The testimony also reflected ongoing constraints to provide consumer redress following court decisions that have limited the FTC’s 13(b) ability to obtain equitable monetary relief.
As a result, the Commission highlighted:
- Increased reliance on existing rule violations and alternative legal pathways, and
- The importance of Congressional support to strengthen enforcement tools.

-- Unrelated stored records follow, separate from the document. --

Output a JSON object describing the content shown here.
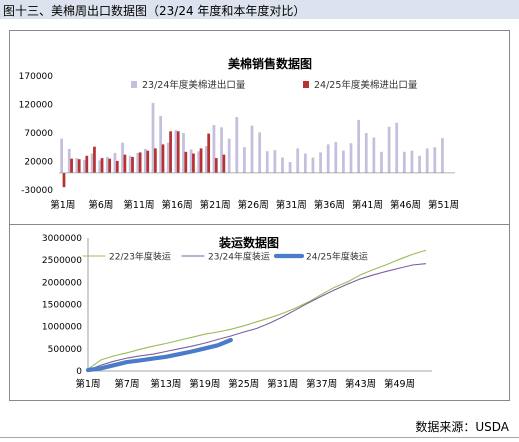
{
  "figure_title": "图十三、美棉周出口数据图（23/24 年度和本年度对比）",
  "source_label": "数据来源：USDA",
  "chart_data": [
    {
      "type": "bar",
      "title": "美棉销售数据图",
      "xlabel": "",
      "ylabel": "",
      "ylim": [
        -30000,
        170000
      ],
      "yticks": [
        -30000,
        20000,
        70000,
        120000,
        170000
      ],
      "x_tick_labels": [
        "第1周",
        "第6周",
        "第11周",
        "第16周",
        "第21周",
        "第26周",
        "第31周",
        "第36周",
        "第41周",
        "第46周",
        "第51周"
      ],
      "grid": false,
      "legend_position": "top",
      "series": [
        {
          "name": "23/24年度美棉进出口量",
          "color": "#c4bfdc",
          "values": [
            60000,
            42000,
            26000,
            23000,
            34000,
            22000,
            28000,
            35000,
            53000,
            30000,
            35000,
            42000,
            123000,
            100000,
            53000,
            75000,
            70000,
            41000,
            38000,
            47000,
            84000,
            80000,
            60000,
            98000,
            45000,
            83000,
            71000,
            38000,
            40000,
            27000,
            19000,
            43000,
            34000,
            27000,
            36000,
            50000,
            54000,
            39000,
            52000,
            93000,
            70000,
            62000,
            37000,
            81000,
            88000,
            37000,
            39000,
            30000,
            43000,
            45000,
            61000
          ]
        },
        {
          "name": "24/25年度美棉进出口量",
          "color": "#b83232",
          "values": [
            -25000,
            25000,
            24000,
            30000,
            46000,
            26000,
            25000,
            21000,
            32000,
            28000,
            36000,
            39000,
            43000,
            50000,
            73000,
            73000,
            37000,
            34000,
            43000,
            69000,
            26000,
            32000
          ]
        }
      ]
    },
    {
      "type": "line",
      "title": "装运数据图",
      "xlabel": "",
      "ylabel": "",
      "ylim": [
        0,
        3000000
      ],
      "yticks": [
        0,
        500000,
        1000000,
        1500000,
        2000000,
        2500000,
        3000000
      ],
      "x_tick_labels": [
        "第1周",
        "第7周",
        "第13周",
        "第19周",
        "第25周",
        "第31周",
        "第37周",
        "第43周",
        "第49周"
      ],
      "grid": false,
      "legend_position": "top",
      "series": [
        {
          "name": "22/23年度装运",
          "color": "#9bbb59",
          "x": [
            1,
            3,
            5,
            7,
            9,
            11,
            13,
            15,
            17,
            19,
            21,
            23,
            25,
            27,
            29,
            31,
            33,
            35,
            37,
            39,
            41,
            43,
            45,
            47,
            49,
            51,
            53
          ],
          "values": [
            40000,
            250000,
            340000,
            410000,
            490000,
            560000,
            620000,
            690000,
            760000,
            830000,
            880000,
            940000,
            1020000,
            1110000,
            1200000,
            1300000,
            1420000,
            1560000,
            1730000,
            1890000,
            2010000,
            2170000,
            2290000,
            2400000,
            2520000,
            2630000,
            2720000
          ]
        },
        {
          "name": "23/24年度装运",
          "color": "#7c5f9e",
          "x": [
            1,
            3,
            5,
            7,
            9,
            11,
            13,
            15,
            17,
            19,
            21,
            23,
            25,
            27,
            29,
            31,
            33,
            35,
            37,
            39,
            41,
            43,
            45,
            47,
            49,
            51,
            53
          ],
          "values": [
            20000,
            130000,
            220000,
            290000,
            340000,
            380000,
            440000,
            500000,
            560000,
            630000,
            710000,
            790000,
            880000,
            960000,
            1080000,
            1220000,
            1380000,
            1540000,
            1690000,
            1830000,
            1960000,
            2080000,
            2170000,
            2250000,
            2320000,
            2390000,
            2420000
          ]
        },
        {
          "name": "24/25年度装运",
          "color": "#4a7cc9",
          "x": [
            1,
            3,
            5,
            7,
            9,
            11,
            13,
            15,
            17,
            19,
            21,
            23
          ],
          "values": [
            20000,
            60000,
            130000,
            200000,
            240000,
            280000,
            320000,
            380000,
            440000,
            510000,
            580000,
            700000
          ]
        }
      ]
    }
  ]
}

Institutional Integrity and Governance
A notable theme in the testimony was restoring morale, stability, and credibility within the agency. The testimony emphasized:
- Returning to bipartisan norms;
- Ensuring enforcement decisions grounded in law and economics with rigorous, cost-benefit analysis; and
- Providing clarity and consistency for regulated entities
Policy Framing: Cost of Living and Consumer Impact
Throughout the testimony, the FTC highlighted its work to everyday economic concerns, particularly:
- Household affordability;
- Hidden fees and deceptive pricing; and
- Financial losses due to fraud.
Conclusion
The testimony presents a vision of the FTC centered on pragmatic, enforcement-driven consumer protection and competition policy. Key takeaways include:
- A strong emphasis on fraud enforcement and consumer redress;
- A major push for price transparency and elimination of hidden fees;
- A more restrained, legally grounded approach to antitrust enforcement;
- Increased focus on digital marketplace harms; and
- Efforts to restore institutional credibility and adherence to statutory limits
The FTC is positioning itself to refocus on its traditional mission while adapting to address modern economic challenges, particularly those affecting consumer costs and trust in markets.